Jailed trade unionists exonerated after 47 years



Trade unionists who were imprisoned for their role in the 1972 builders’ strike have been exonerated by the Court of Appeal in London nearly half a century later.

The “Shrewsbury 24” were arrested five months after the strike and charged with over 200 offences including unlawful assembly, intimidation and affray. Six pickets were also charged with conspiracy to intimidate.

After three trials, six pickets were imprisoned. Des Warren received the longest sentence of three years’ imprisonment after being convicted of conspiracy to intimidate alongside future actor Ricky Tomlinson.

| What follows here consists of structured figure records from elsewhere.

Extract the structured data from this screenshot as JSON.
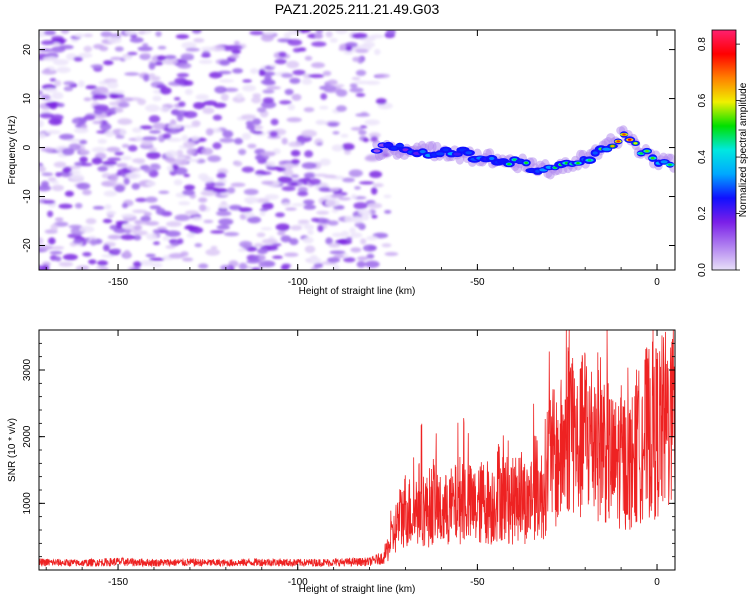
{
  "figure_title": "PAZ1.2025.211.21.49.G03",
  "chart_data": [
    {
      "type": "heatmap",
      "title": "PAZ1.2025.211.21.49.G03",
      "xlabel": "Height of straight line (km)",
      "ylabel": "Frequency (Hz)",
      "xlim": [
        -172,
        5
      ],
      "ylim": [
        -25,
        24
      ],
      "xticks": [
        -150,
        -100,
        -50,
        0
      ],
      "xtick_labels": [
        "-150",
        "-100",
        "-50",
        "0"
      ],
      "yticks": [
        20,
        10,
        0,
        -10,
        -20
      ],
      "ytick_labels": [
        "20",
        "10",
        "0",
        "-10",
        "-20"
      ],
      "grid": false,
      "colorbar": {
        "label": "Normalized spectral amplitude",
        "range": [
          0,
          0.85
        ],
        "ticks": [
          0.0,
          0.2,
          0.4,
          0.6,
          0.8
        ],
        "tick_labels": [
          "0.0",
          "0.2",
          "0.4",
          "0.6",
          "0.8"
        ],
        "colormap": [
          "#e8e0f8",
          "#b080f0",
          "#7a1fe8",
          "#1010ff",
          "#00a8ff",
          "#00e8e0",
          "#00e000",
          "#f0f000",
          "#ff8000",
          "#ff0000",
          "#ff2070"
        ]
      },
      "noise_region": {
        "x": [
          -172,
          -75
        ],
        "y": [
          -25,
          24
        ],
        "amplitude": 0.1
      },
      "signal_ridge": {
        "x": [
          -78,
          -75,
          -70,
          -65,
          -60,
          -55,
          -50,
          -45,
          -40,
          -35,
          -30,
          -25,
          -20,
          -15,
          -10,
          -8,
          -5,
          0,
          5
        ],
        "frequency": [
          -0.5,
          0.0,
          -0.5,
          -1.0,
          -0.5,
          -1.0,
          -2.0,
          -2.5,
          -3.0,
          -4.0,
          -4.5,
          -3.5,
          -2.5,
          -0.5,
          2.5,
          2.5,
          -0.5,
          -2.5,
          -3.0
        ],
        "amplitude": [
          0.25,
          0.3,
          0.35,
          0.4,
          0.45,
          0.4,
          0.45,
          0.45,
          0.5,
          0.5,
          0.55,
          0.55,
          0.6,
          0.55,
          0.85,
          0.8,
          0.6,
          0.7,
          0.65
        ]
      }
    },
    {
      "type": "line",
      "xlabel": "Height of straight line (km)",
      "ylabel": "SNR (10 * v/v)",
      "xlim": [
        -172,
        5
      ],
      "ylim": [
        0,
        3600
      ],
      "xticks": [
        -150,
        -100,
        -50,
        0
      ],
      "xtick_labels": [
        "-150",
        "-100",
        "-50",
        "0"
      ],
      "yticks": [
        1000,
        2000,
        3000
      ],
      "ytick_labels": [
        "1000",
        "2000",
        "3000"
      ],
      "grid": false,
      "color": "#ee2222",
      "series": [
        {
          "x": [
            -172,
            -160,
            -150,
            -140,
            -130,
            -120,
            -110,
            -100,
            -90,
            -80,
            -76,
            -74,
            -72,
            -70,
            -68,
            -66,
            -64,
            -62,
            -60,
            -58,
            -56,
            -54,
            -52,
            -50,
            -48,
            -46,
            -44,
            -42,
            -40,
            -38,
            -36,
            -34,
            -32,
            -30,
            -28,
            -26,
            -24,
            -22,
            -20,
            -18,
            -16,
            -14,
            -12,
            -10,
            -8,
            -6,
            -4,
            -2,
            0,
            2,
            4,
            5
          ],
          "values": [
            120,
            110,
            130,
            115,
            120,
            110,
            125,
            115,
            120,
            130,
            200,
            450,
            750,
            950,
            850,
            1050,
            900,
            1100,
            850,
            950,
            1000,
            1150,
            1000,
            950,
            1100,
            1000,
            1250,
            1100,
            1050,
            1200,
            1000,
            1300,
            1150,
            1800,
            1650,
            1900,
            2450,
            1800,
            2200,
            2000,
            2100,
            1850,
            1600,
            1750,
            1600,
            1750,
            2050,
            2150,
            2150,
            2250,
            2350,
            2200
          ]
        }
      ]
    }
  ]
}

The Criminal Cases Review Commission (CCRC) referred the convictions of 14 of the Shrewsbury 24 to the Court of Appeal last year following a judicial review. In a 30-page judgment handed down yesterday, Lord Justice Fulford overturned all of them.

Original witness statements had been destroyed by the police and this fact had not been disclosed to the defence counsel or to the court, rendering the verdicts in all three trials unsafe, he said.

Jamie Potter, joint head of the public law and human rights team at Bindsmans LLP, which represented 12 of the appellants, said: “Both the CCRC in their original decision and the CPS have sought to argue that such destruction had an innocent explanation. However, the Court of Appeal could ‘see no basis’ for this position.

“Exposing this miscarriage of justice has only been possible because of the tireless and forensic work of the campaign’s researcher, Eileen Turnbull, which lead to her uncovering records that only survived by chance.

“It is welcome that the Court of Appeal has, however, called on the Ministry of Justice and HMCTS to reconsider their current document destruction policies, not least given the possibility of digital storage, to reduce the risk of other miscarriages of justice going hidden in the future.”